I want MPs to know that change is urgently needed and that it is achievable – over 100 million people in several American and Australian states and across Canada are covered by assisted dying laws which allow choice to dying people and protection to others. No family should ever have to endure the torment we have undergone in recent weeks, but it will be easier to bear knowing that by sharing it we can contribute to future change. I sincerely hope that you will truly listen to our story and see the suffering you are inflicting by upholding the status quo.

Yours sincerely, 

Geoffrey Whaley

Chalfont St Peter, Buckinghamshire

7 February 2019

Ann Whaley, 76, was summoned to a police station to be interviewed under caution after officers responded to a tip-off 

Mr Whaley decided he wanted an assisted death in Switzerland soon after his diagnosis, but worried police would take his passport, he feared his only other option would be to starve himself.  

Police have since dropped the case, although it may be reopened should any new information come to light. 

Lord Falconer critised the law on BBC Radio 4 today, arguing Mr Whaley should be given the choice to end his own life. 
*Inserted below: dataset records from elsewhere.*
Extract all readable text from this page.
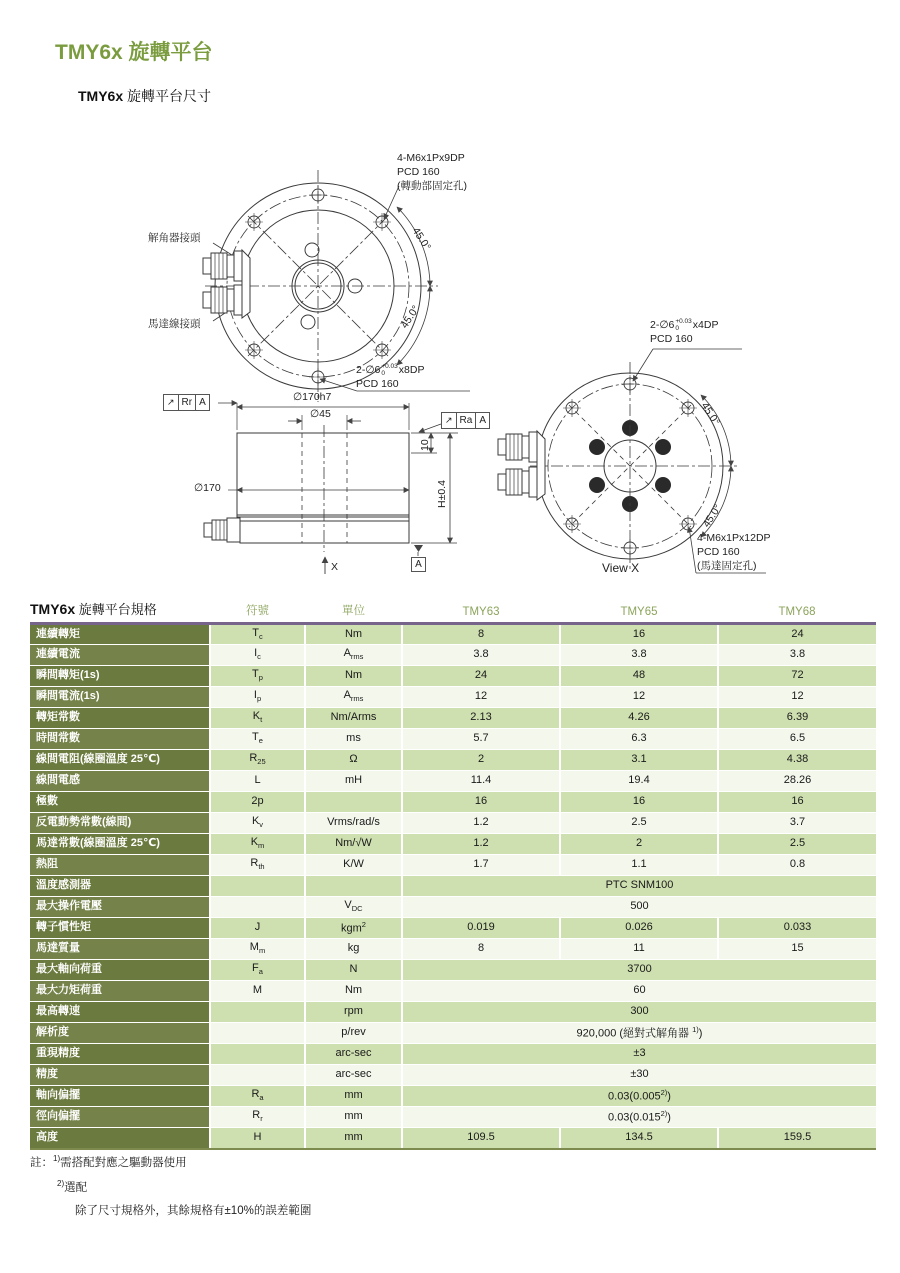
TMY6x 旋轉平台
TMY6x 旋轉平台尺寸
4-M6x1Px9DP
PCD 160
(轉動部固定孔)
解角器接頭
馬達線接頭
45.0°
45.0°
2-∅6 +0.03
0	x8DP
PCD 160
∅170h7
∅45
∅170
10
H±0.4
X
↗ Rr A
↗ Ra A
A
2-∅6 +0.03
0	x4DP
PCD 160
45.0°
45.0°
4-M6x1Px12DP
PCD 160
(馬達固定孔)
View X
TMY6x 旋轉平台規格	符號	單位	TMY63	TMY65	TMY68
連續轉矩	$T_c$	Nm	8	16	24
連續電流	$I_c$	$A_{rms}$	3.8	3.8	3.8
瞬間轉矩(1s)	$T_p$	Nm	24	48	72
瞬間電流(1s)	$I_p$	$A_{rms}$	12	12	12
轉矩常數	$K_t$	Nm/Arms	2.13	4.26	6.39
時間常數	$T_e$	ms	5.7	6.3	6.5
線間電阻(線圈溫度 25℃)	$R_{25}$	Ω	2	3.1	4.38
線間電感	L	mH	11.4	19.4	28.26
極數	2p		16	16	16
反電動勢常數(線間)	$K_v$	Vrms/rad/s	1.2	2.5	3.7
馬達常數(線圈溫度 25℃)	$K_m$	Nm/√W	1.2	2	2.5
熱阻	$R_{th}$	K/W	1.7	1.1	0.8
溫度感測器			PTC SNM100		
最大操作電壓		$V_{DC}$	500		
轉子慣性矩	J	kgm$^2$	0.019	0.026	0.033
馬達質量	$M_m$	kg	8	11	15
最大軸向荷重	$F_a$	N	3700		
最大力矩荷重	M	Nm	60		
最高轉速		rpm	300		
解析度		p/rev	920,000 (絕對式解角器 $^{1)}$)		
重現精度		arc-sec	±3		
精度		arc-sec	±30		
軸向偏擺	$R_a$	mm	0.03(0.005$^{2)}$)		
徑向偏擺	$R_r$	mm	0.03(0.015$^{2)}$)		
高度	H	mm	109.5	134.5	159.5
註：$^{1)}$需搭配對應之驅動器使用
$^{2)}$選配
除了尺寸規格外，其餘規格有±10%的誤差範圍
He told the programme: ‘The idea that this is anything other than his own choice is absurd. The law is a pig.’

What are the rules on going to Dignitas for assisted suicide?

The organisation, which was founded in 1998, is a not-for-profit society which strives of an ‘objective of ensuring a life and a death with dignity for its members’.
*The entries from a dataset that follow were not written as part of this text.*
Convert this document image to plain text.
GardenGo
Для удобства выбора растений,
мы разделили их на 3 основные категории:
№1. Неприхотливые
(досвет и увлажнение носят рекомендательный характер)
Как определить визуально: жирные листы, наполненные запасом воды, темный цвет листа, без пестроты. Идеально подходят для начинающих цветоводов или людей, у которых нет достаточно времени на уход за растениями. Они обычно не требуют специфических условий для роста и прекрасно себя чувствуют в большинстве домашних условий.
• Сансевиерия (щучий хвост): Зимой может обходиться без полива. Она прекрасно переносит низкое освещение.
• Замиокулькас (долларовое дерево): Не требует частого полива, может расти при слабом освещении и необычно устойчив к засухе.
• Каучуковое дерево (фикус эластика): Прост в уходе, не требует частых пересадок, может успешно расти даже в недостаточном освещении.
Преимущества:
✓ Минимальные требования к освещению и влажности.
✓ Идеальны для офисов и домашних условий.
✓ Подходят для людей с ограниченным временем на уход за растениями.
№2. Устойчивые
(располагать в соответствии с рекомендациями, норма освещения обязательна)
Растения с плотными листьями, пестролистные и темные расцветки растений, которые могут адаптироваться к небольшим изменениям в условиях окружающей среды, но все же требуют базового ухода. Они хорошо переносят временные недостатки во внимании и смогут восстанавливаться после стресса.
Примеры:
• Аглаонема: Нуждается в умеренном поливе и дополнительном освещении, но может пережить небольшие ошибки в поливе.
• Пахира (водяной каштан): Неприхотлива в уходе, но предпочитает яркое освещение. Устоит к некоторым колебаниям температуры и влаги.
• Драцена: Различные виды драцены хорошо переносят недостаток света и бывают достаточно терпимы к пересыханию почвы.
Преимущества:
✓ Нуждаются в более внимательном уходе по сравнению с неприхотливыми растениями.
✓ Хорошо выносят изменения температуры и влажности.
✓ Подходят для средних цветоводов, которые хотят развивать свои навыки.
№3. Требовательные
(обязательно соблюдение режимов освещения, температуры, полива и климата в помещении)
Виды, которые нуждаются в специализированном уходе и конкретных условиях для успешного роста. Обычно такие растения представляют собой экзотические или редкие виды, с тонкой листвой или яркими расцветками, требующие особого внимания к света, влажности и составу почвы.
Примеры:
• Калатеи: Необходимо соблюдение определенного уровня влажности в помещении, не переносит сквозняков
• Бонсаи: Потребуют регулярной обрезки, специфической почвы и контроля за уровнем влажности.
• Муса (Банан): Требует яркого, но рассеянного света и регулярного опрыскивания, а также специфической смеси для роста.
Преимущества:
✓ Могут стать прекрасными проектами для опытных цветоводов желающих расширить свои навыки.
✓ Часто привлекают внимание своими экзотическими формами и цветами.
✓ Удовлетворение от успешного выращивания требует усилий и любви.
Among others, it’s activities consist of the following:

  • Counselling in regard to all end-of-life issues
  • Cooperation with physicians, clinics and other associations
  • Carrying out patient’s instructions and patient’s rights with regard to doctors and clinics
  • Suicide- and suicide-attempt prevention
  • Support in conflicts with the authorities, with the management of nursing homes and with doctors not chosen by the patient
  • Further legal developments in regard to questions about ‘the last issues’
  • Accompaniment of dying patients and assistance with a self-determined end of life.   

Any adult can become a member of the society, even if they are not a resident in Switzerland. 

The organisation claims that in order to join, one needs to fill a declaration of membership and send it in.

Dignitas will then confirm the acceptance of membership in writing and provide the Dignitas patient’s instructions form.

The rules on going there for assisted suicide 

The organisation does require some information before allowing people to carry out an assisted suicide.

It claims that it only deals with illnesses which will lead inevitably to death, unendurable pain or an unendurable disability.

In this case it can, on reasoned request and with medical proof, arrange for members to have an assisted suicide.